BG: There’s a really well-written opinion by Justice Stevens called McLaughlin v. United States which was done in five paragraphs. It was about whether an unloaded gun is a lethal weapon. It’s just wonderfully done in five paragraphs, and I wish more of the justices would write that way more of the time.
PART IV
THE BELIEVER: Why is it that people seem so terrified by grammar?
BRYAN GARNER: Probably a lot of people consider grammar to be a very rule-bound field. The interesting thing is that people who think they’re sticklers for grammar typically have no idea what they’re talking about. They’ve never actually looked in a grammar book. They just think that their own ill-supported prejudices are somehow fixed rules of grammar. It’s so frustrating that more people don’t know about dictionaries of usage and the very sound rulings you can get in a book like Fowler’s Modern English Usage or Bernstein’s The Careful Writer.
BLVR: Where would you place yourself on the linguistic spectrum between prescriptivism—telling people how language should be used—and descriptivism—telling people how language is being used?
BG: I’m more on the prescriptivist side. I’m a prescriber. I use solid descriptive evidence in support of my editorial rulings or linguistic rulings, but I’m more on the prescriptive side of things. That’s why linguists are often so unhappy with my methods: I use their methods to support making judgments about language. The extreme linguists think that a native speaker of English cannot make a mistake, and if a native speaker says it, it must be ipso facto correct. I’ve torpedoed that view pretty effectively. I have outed some of the extreme descriptivists and shown their fallacious ideas to be fallacious. But I think I’m fairly centrist in my editorial judgments.
PART V
THE BELIEVER: Do you think 24-7 news coverage, combined with the decline of newspapers, has had a negative influence on language and usage?
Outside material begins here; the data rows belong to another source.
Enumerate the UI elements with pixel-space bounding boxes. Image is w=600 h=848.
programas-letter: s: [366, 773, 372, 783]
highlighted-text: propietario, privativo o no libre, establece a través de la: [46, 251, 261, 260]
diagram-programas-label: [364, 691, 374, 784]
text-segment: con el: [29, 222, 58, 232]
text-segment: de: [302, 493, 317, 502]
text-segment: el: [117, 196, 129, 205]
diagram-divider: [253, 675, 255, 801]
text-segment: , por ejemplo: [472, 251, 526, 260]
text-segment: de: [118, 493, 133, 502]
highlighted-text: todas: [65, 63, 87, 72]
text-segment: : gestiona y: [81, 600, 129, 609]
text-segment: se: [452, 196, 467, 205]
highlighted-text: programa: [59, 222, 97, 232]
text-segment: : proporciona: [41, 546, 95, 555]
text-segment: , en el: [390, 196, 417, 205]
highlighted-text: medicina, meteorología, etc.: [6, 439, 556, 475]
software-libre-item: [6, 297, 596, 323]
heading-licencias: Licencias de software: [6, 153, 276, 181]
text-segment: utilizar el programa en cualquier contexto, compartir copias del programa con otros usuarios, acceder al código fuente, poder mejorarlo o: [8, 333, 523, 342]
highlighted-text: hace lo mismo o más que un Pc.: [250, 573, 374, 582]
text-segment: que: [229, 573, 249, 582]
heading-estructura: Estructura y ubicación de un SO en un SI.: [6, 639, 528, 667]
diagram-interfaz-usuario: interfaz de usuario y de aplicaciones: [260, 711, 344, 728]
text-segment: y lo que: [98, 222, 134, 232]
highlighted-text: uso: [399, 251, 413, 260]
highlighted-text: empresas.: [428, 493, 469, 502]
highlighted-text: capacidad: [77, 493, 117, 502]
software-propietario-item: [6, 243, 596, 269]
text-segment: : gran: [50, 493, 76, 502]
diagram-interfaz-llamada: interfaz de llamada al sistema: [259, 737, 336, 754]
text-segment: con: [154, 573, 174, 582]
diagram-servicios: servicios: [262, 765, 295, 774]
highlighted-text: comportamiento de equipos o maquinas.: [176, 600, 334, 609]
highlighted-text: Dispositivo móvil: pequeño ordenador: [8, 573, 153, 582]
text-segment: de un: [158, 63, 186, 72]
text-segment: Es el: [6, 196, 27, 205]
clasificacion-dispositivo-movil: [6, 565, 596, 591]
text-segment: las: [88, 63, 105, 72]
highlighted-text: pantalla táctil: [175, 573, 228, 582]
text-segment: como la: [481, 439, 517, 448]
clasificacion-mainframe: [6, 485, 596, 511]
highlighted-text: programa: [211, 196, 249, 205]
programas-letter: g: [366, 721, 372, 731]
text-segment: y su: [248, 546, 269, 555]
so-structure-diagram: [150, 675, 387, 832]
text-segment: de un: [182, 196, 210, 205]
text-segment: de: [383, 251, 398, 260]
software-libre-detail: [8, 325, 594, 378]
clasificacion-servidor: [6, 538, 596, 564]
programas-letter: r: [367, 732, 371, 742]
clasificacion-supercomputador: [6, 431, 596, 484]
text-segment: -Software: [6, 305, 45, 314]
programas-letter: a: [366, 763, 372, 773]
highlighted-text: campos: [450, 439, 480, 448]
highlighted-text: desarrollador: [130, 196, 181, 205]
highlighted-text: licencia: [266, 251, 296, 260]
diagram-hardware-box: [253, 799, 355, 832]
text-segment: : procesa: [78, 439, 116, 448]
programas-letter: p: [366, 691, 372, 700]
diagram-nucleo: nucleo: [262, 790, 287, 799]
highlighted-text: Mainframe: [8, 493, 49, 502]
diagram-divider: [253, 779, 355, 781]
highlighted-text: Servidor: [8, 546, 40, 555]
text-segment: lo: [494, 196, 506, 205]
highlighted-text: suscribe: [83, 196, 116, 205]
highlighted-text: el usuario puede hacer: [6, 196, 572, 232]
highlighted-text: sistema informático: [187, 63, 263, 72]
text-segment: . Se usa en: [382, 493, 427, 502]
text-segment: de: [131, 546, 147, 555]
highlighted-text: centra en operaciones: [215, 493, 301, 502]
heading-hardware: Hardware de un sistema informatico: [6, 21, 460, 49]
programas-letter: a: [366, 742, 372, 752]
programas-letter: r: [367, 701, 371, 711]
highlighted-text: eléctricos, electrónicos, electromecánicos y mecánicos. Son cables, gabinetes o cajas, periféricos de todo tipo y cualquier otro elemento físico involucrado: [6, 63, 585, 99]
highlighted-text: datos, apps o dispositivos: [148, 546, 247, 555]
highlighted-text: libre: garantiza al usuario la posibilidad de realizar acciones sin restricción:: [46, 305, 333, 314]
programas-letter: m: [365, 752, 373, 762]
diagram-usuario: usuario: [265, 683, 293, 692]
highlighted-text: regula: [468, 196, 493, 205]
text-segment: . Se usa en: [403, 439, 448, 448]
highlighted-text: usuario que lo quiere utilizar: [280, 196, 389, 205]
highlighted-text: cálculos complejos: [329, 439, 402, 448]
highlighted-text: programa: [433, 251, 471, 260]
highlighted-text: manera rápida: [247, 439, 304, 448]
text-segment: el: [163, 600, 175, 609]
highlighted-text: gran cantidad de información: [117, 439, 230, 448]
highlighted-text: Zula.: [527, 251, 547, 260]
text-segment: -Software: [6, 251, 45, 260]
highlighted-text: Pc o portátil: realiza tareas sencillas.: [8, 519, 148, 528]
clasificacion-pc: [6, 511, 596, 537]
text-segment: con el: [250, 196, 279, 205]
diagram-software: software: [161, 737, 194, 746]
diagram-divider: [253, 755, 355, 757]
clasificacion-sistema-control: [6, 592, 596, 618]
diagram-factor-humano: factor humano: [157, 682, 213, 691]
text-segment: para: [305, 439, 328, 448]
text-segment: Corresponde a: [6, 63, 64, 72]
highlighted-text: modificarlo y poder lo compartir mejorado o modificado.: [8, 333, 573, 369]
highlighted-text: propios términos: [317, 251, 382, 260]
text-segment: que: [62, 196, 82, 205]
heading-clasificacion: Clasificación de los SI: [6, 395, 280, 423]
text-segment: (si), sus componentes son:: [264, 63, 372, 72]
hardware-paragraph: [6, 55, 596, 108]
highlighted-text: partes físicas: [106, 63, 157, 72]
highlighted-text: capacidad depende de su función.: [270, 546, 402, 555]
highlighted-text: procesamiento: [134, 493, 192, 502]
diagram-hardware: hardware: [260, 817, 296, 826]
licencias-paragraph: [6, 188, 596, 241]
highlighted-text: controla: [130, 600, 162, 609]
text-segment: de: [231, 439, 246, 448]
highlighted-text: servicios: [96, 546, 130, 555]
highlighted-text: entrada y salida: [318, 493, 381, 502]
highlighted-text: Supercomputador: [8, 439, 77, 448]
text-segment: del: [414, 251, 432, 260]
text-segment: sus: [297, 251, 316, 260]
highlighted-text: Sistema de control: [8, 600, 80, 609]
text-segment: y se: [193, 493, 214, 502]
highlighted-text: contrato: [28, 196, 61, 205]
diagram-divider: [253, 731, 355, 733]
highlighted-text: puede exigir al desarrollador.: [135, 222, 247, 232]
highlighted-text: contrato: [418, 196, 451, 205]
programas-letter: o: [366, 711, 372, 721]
BRYAN GARNER: It has certainly had a harmful impact. Even when TV journalists are reporting law cases, they grossly oversimplify, to such an extent that it’s often difficult to recognize what they’re talking about. The readership of print media has gone way down, and the result is that we are reverting to something like an oral culture. Otherwise-literate people are today carrying on, day in and day out, with minimal reading. This results in misunderstandings of words, so words fall into flux a great deal more. I think we’re actually degenerating into something more like Shakespearean English, in which the language was less fixed and there was much more rapid change going on. I think it’s happening now. I may be overstating the case, but only slightly.
BLVR: What’s been the effect of Twitter, Facebook, and texting on usage?
BG: I’m not really sure. I think each is a new medium of communication that may not have much of an impact outside its own medium. I’m not bothered by all the abbreviations in texting, because it is a usable shorthand. I think emoticons—smiley faces—are kind of nice, but I wouldn’t want to see them in a printed letter, for example. I will say this: email and texting probably do have the effect of having more people write than otherwise would. People are actually writing.